Virginia led me along a sheltered path around the house,

then up a staircase
to her studio...

"I lost my large airy studio when the building was sold. I feel fortunate to have this temporary space, but as I work large it’s way too small and dark. I have plans for building a studio though the paperwork is taking forever."

"I’ve been working with time, with times of day, with noon, approaching light, and now midnight, what you can feel about those two times of day, 12 noon and 12 midnight, how they are related. My compositions always have a subject, even though I use abstract means.”

How does time become a subject for you?

"My paintings are carefully considered.
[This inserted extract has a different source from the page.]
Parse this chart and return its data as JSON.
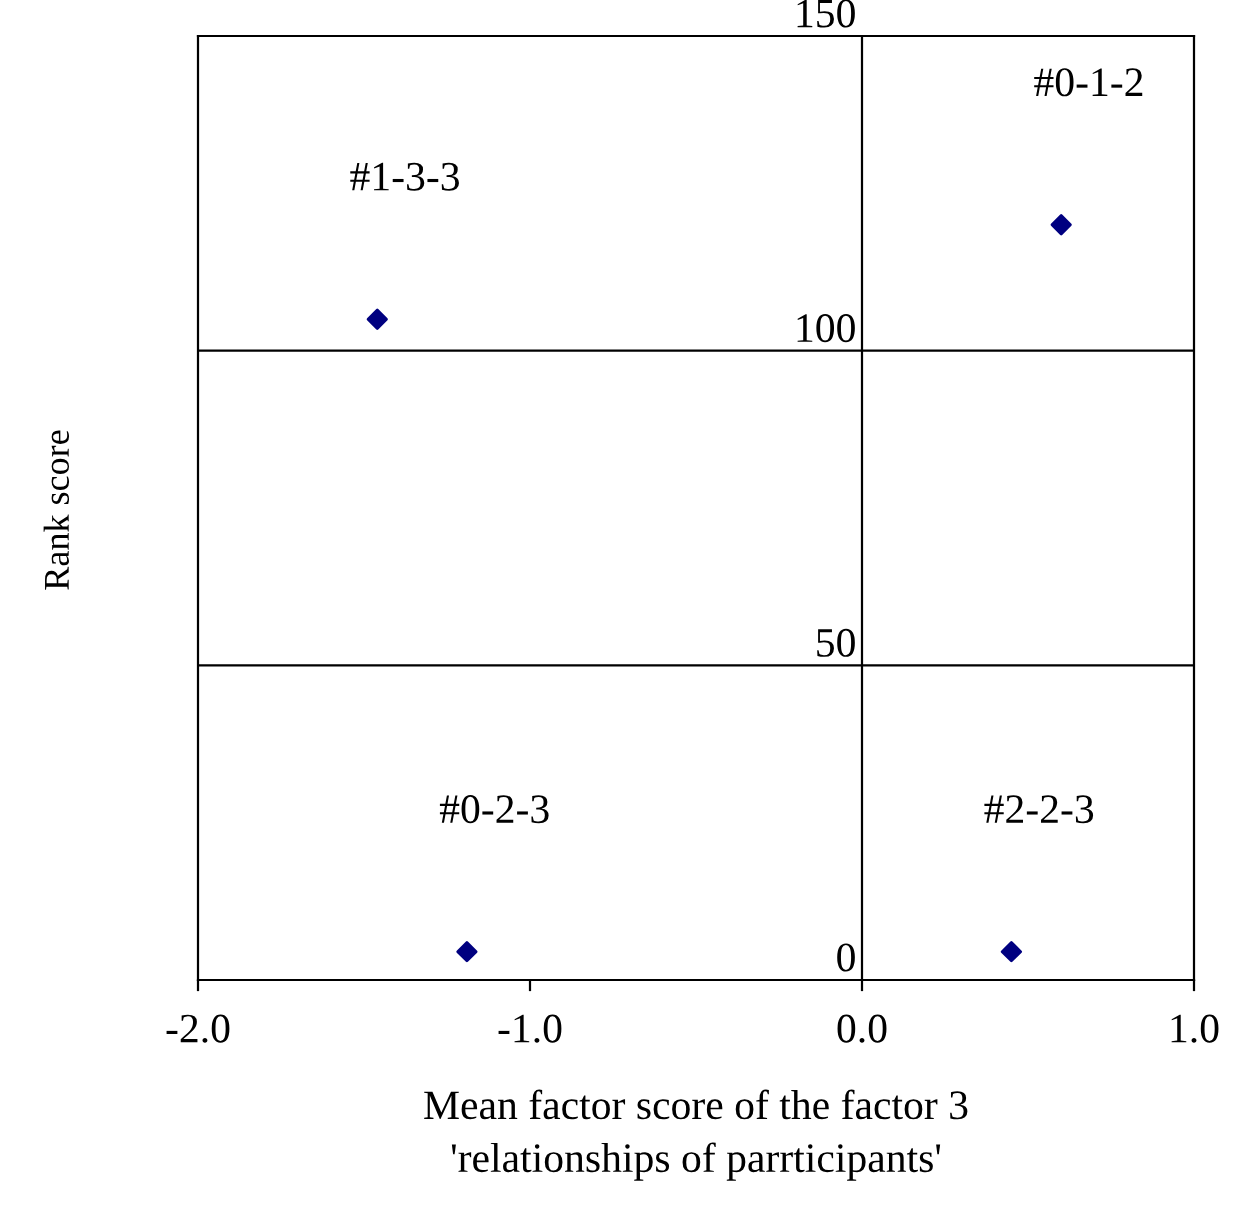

They are what a friend has called 'slow paintings.' I want to make paintings no one has seen before. I don’t want to just put conventionally accepted shapes together."

"It’s all related in some way to playing the violin in symphonies, years of meditation, Zen art and the particular renditions of space in Asian painting. It's the emptiness of time, its non-existence. But the moment—I’ve always been interested in the idea of presence and capturing the moment, crystallizing it, so that it becomes eternal. I’m Interested in the tension between the infinite and the intimate. Like with interior space, I’m aware of compression, and trying to get a space that seems full rather than empty."

Some of Virginia’s tools

A perennial question: When is a painting finished?

"You pare down some of the elements as much as you can. The work is never the miracle you want it to be, it always falls short. But you can only push a particular work so far; you have to acknowledge and respect the work itself. It becomes something out of your hands, another entity with its own rules, and you have to respect its being."